76 Sawdust may be converted into substance like bread. It is less palatable than flour; yet makes a wholesome bread, digestible, and highly nutritive.' Dr. Prout's Account of Professor Autenricht's Experiments, in Phil. Trans. 1827, p. 381. Hersch. 65.

77 The public papers of March 1830, stated that Mr. Gouldson had discovered a mode of separating and preparing the farinaceous part of such bulbous roots as Turnips, Carrots, Parsnips, Beet, &c. and of converting it into a fine flour. After two years experiment, he has now obtained a patent. He declares that he really produces good and nutritious bread, equal, both in quality and colour, to the finest white wheaten bread. The quantity of farina to be obtained from the roots grown upon any given quantity of ground, compared to that produced from the ears of Wheat on the same space, is increased, he says, at least twenty times.

78 This last discovery is thus noticed in a highly respectable French periodical work devoted to the sciences. 'Chance led a miller in the Côte d'Or, to discover the means of converting STRAW into a farine of pretty good quality. Lately the Duc d'Angoulême, passing thro Dijon, tasted some small loaves made of it, and took some to show the King.

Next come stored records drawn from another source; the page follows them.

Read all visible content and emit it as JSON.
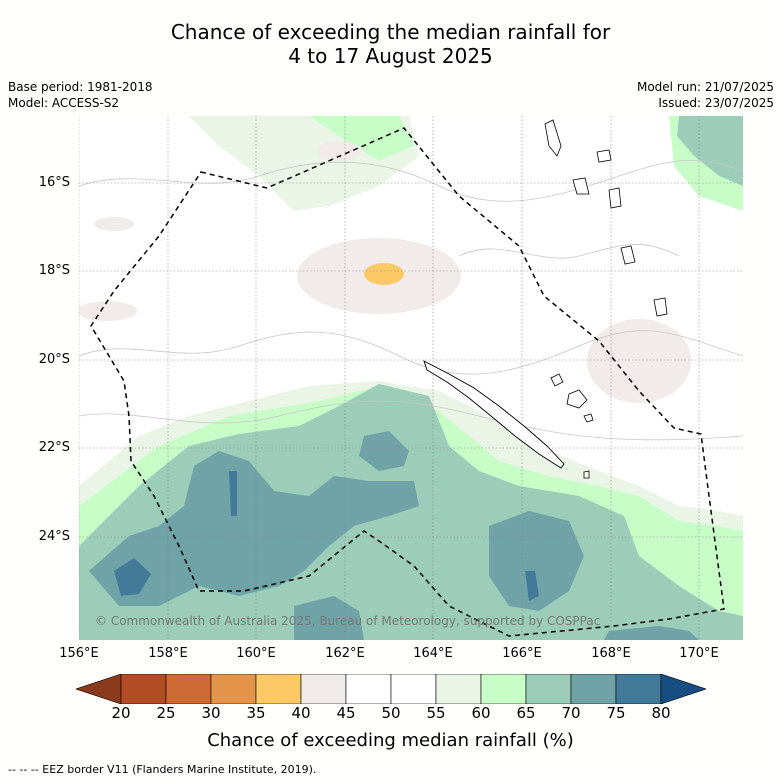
{
  "title": {
    "line1": "Chance of exceeding the median rainfall for",
    "line2": "4 to 17 August 2025"
  },
  "meta": {
    "base_period": "Base period: 1981-2018",
    "model": "Model: ACCESS-S2",
    "model_run": "Model run: 21/07/2025",
    "issued": "Issued: 23/07/2025"
  },
  "map": {
    "lat_labels": [
      "16°S",
      "18°S",
      "20°S",
      "22°S",
      "24°S"
    ],
    "lon_labels": [
      "156°E",
      "158°E",
      "160°E",
      "162°E",
      "164°E",
      "166°E",
      "168°E",
      "170°E"
    ],
    "copyright": "© Commonwealth of Australia 2025, Bureau of Meteorology, supported by COSPPac",
    "colors": {
      "c20_25": "#b34b24",
      "c25_30": "#cf6a34",
      "c30_35": "#e39449",
      "c35_40": "#fcc966",
      "c40_45": "#f1ece9",
      "c45_55": "#ffffff",
      "c55_60": "#eaf5e7",
      "c60_65": "#c9fdc7",
      "c65_70": "#9bcdb8",
      "c70_75": "#6fa3a8",
      "c75_80": "#437a9a",
      "below20": "#8c3a1e",
      "above80": "#164d82"
    }
  },
  "colorbar": {
    "ticks": [
      "20",
      "25",
      "30",
      "35",
      "40",
      "45",
      "50",
      "55",
      "60",
      "65",
      "70",
      "75",
      "80"
    ],
    "label": "Chance of exceeding median rainfall (%)"
  },
  "legend": {
    "eez": "-- -- -- EEZ border V11 (Flanders Marine Institute, 2019)."
  }
}
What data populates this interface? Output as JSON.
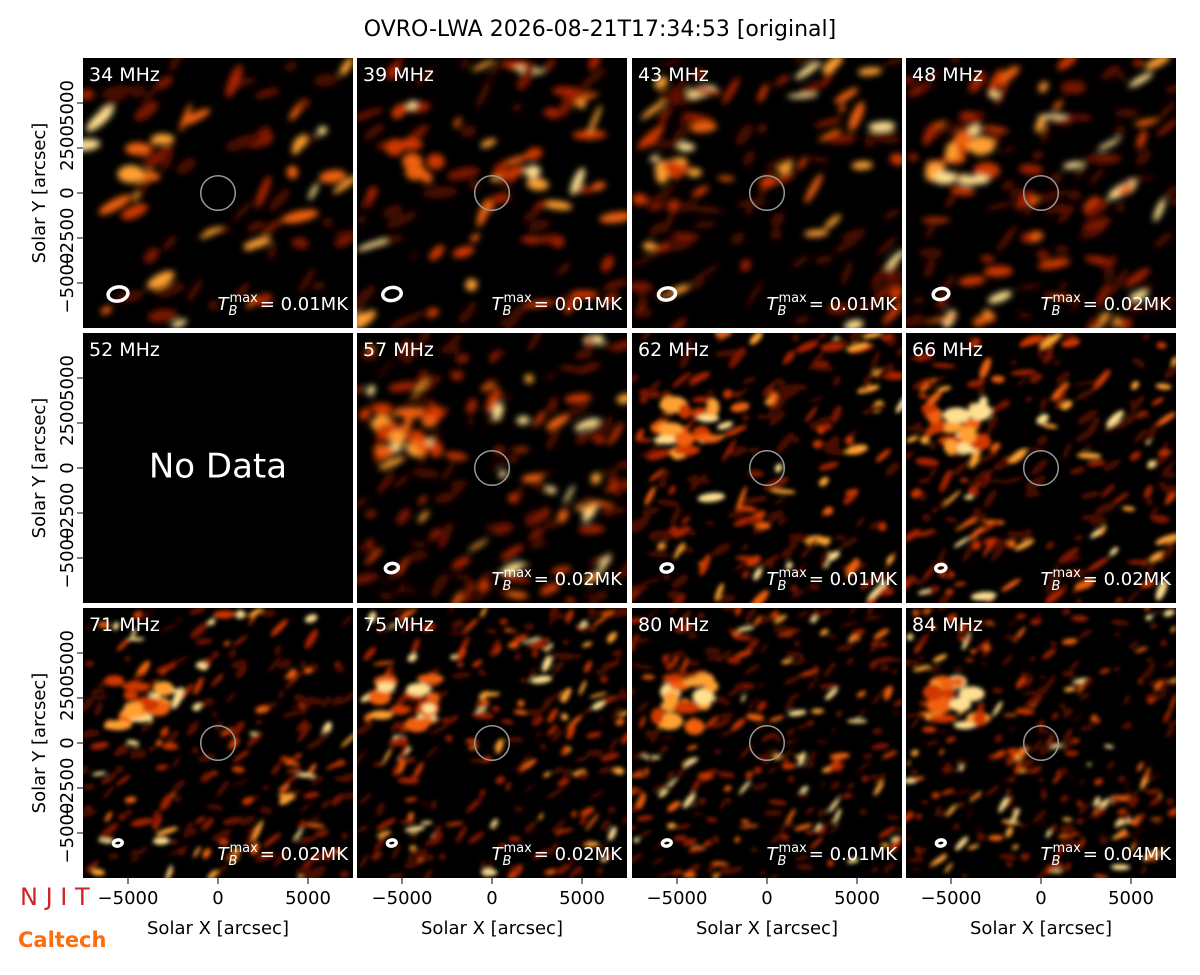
{
  "title": "OVRO-LWA 2026-08-21T17:34:53 [original]",
  "logos": [
    "N J I T",
    "Caltech"
  ],
  "chart_data": {
    "type": "image-grid",
    "xlabel": "Solar X [arcsec]",
    "ylabel": "Solar Y [arcsec]",
    "xlim": [
      -7500,
      7500
    ],
    "ylim": [
      -7500,
      7500
    ],
    "xticks": [
      {
        "value": -5000,
        "label": "−5000"
      },
      0,
      5000
    ],
    "yticks": [
      {
        "value": -5000,
        "label": "−5000"
      },
      {
        "value": -2500,
        "label": "−2500"
      },
      0,
      2500,
      5000
    ],
    "tb_symbol": "T",
    "tb_sub": "B",
    "tb_sup": "max",
    "panels": [
      {
        "label": "34 MHz",
        "tb_label": "= 0.01MK"
      },
      {
        "label": "39 MHz",
        "tb_label": "= 0.01MK"
      },
      {
        "label": "43 MHz",
        "tb_label": "= 0.01MK"
      },
      {
        "label": "48 MHz",
        "tb_label": "= 0.02MK"
      },
      {
        "label": "52 MHz",
        "no_data": "No Data"
      },
      {
        "label": "57 MHz",
        "tb_label": "= 0.02MK"
      },
      {
        "label": "62 MHz",
        "tb_label": "= 0.01MK"
      },
      {
        "label": "66 MHz",
        "tb_label": "= 0.02MK"
      },
      {
        "label": "71 MHz",
        "tb_label": "= 0.02MK"
      },
      {
        "label": "75 MHz",
        "tb_label": "= 0.02MK"
      },
      {
        "label": "80 MHz",
        "tb_label": "= 0.01MK"
      },
      {
        "label": "84 MHz",
        "tb_label": "= 0.04MK"
      }
    ]
  }
}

It was M. Maitre, founder of the agricultural establishment of Viloffe, near Chatillon, who first discovered it. He has since found that not only the straw of corn and other grains may be made into flour; but that hay, and the stalks of Trefoil, Lucerne and Sainfoin, are also convertible. Flour from these last, he gives to his sheep and lambs. Bull. Univ. June 1830, p. 157.

79 The Moniteur in May 1830, mentioning that Wheat Straw, chopped and ground, yields a flour that was coarse, but agreeable and nutritious; added, that its bread was superior to the common bread used by the lower orders on the Continent.